According to the World Health organization, 60 women and girls die during childbirth every single day in Ethiopia. A group of local Confirmation students were called to action for these women, packing 120 birthing kits for mothers in Homacho, Ethiopia.

“Service is one of the big components of getting confirmed,” said confirmation teacher Sue Bahls. She made contact with RN Mary Eulberg, who was scheduled to spend 17 days in Homacho in late May. Twenty-two freshmen and sophomores from St. Joseph in Garnavillo, Immaculate Conception in North Buena Vista, and St. Mary in Guttenberg assembled packages of drop cloths, gloves, scissors, iodine swabs, neonatal eye ointment and swaddle blankets to send along.

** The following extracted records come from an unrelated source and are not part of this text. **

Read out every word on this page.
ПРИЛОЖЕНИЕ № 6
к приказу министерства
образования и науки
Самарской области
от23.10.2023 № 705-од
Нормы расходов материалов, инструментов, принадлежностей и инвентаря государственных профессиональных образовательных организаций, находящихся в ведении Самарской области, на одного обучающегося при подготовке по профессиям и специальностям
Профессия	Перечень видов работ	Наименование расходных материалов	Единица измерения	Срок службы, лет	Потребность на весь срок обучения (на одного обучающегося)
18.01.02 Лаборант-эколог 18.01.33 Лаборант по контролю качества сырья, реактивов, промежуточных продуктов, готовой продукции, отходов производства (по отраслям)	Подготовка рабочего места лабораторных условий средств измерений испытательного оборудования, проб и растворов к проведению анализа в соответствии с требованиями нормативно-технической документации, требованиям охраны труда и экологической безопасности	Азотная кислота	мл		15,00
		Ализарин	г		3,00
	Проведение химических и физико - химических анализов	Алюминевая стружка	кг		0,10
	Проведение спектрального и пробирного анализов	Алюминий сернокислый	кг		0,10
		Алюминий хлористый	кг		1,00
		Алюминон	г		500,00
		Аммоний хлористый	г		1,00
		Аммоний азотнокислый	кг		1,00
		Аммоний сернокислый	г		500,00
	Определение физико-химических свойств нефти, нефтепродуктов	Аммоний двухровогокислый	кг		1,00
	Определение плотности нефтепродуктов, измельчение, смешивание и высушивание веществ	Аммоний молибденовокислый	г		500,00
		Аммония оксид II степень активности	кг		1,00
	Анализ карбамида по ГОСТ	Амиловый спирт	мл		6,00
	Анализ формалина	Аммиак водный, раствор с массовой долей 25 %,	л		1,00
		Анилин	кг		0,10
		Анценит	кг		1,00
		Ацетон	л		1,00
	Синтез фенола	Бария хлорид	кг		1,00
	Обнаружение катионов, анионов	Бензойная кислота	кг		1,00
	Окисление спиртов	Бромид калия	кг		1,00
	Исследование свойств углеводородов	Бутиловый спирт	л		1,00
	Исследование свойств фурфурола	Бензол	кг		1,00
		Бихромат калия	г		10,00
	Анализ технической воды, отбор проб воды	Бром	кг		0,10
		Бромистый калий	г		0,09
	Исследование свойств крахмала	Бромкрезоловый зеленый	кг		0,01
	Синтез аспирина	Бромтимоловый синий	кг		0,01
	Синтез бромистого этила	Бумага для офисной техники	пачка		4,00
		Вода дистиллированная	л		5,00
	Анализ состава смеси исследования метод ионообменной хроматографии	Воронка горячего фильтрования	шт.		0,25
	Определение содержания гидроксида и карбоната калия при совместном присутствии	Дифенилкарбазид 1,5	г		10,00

“I don’t think they were aware of what conditions are and how hard it is giving birth for people in third world countries,” said Bahls. “I think it made them aware of the basic things we need, and that those people don’t have them.”

The kits traveled to Homacho with members of the Friends of Homacho on a medical mission trip focusing on pregnant women and childbirth. Eulberg, a Guttenberg resident, took her first mission trip with the group. 

“I became involved with Friends of Homacho several years ago through my sister, Pat Kolker. At our family Christmas she suggested we use the proceeds from our Christmas auction to help bring water to the village of Homacho,” Eulberg explained. “Our family was in favor of the benefit because 100 percent of donations go directly to help the people of Homacho.”

Medical care in Homacho is a challenge because of the lack of supplies, water and electricity. “Most people are unable to get to the larger medical centers to be properly diagnosed and treated. The government does provide free immunization and treatment for such diseases as AIDS and Leprosy, but the people need to be able to get to the medical center,” Eulberg told The Press. “The village of Homacho has 150 births a month, and of those only 60 mothers go to the medical center to have their babies.”

Though the focus of the mission was medical, Eulberg and others also oversaw an increase in water supply to other areas and construction of concrete floors for nine classrooms. They provided a variety of vegetable seeds for farmers to enhance food variety, and delivered 26 suitcases of much-needed shoes and clothing.

“There were many experiences during my journey that impressed me. Mostly, what a wonder group of people they are,” said Eulberg. “The children are grateful and eager to learn. They have so little. The clothes on their back and (if they’re lucky) the shoes on their feet are their only possessions. They learn in crowed dark classrooms on stick benches with a teacher at the blackboard – no books, paper or pencils, no electricity, water or bathrooms. No lunch program, and many had no breakfast. Besides learning in their local dialect, they learn Amharic, the official language of Ethiopia, and English. The children sing and laugh freely with so little. They are often seen caring for younger siblings.”

The birthing kits assembled by Confirmation students will be used by midwives to provide a cleaner birthing experience. Eulberg plans to return to the Confirmation students in the fall to tell them about her experience and show photos of how the birthing kits have been put to use.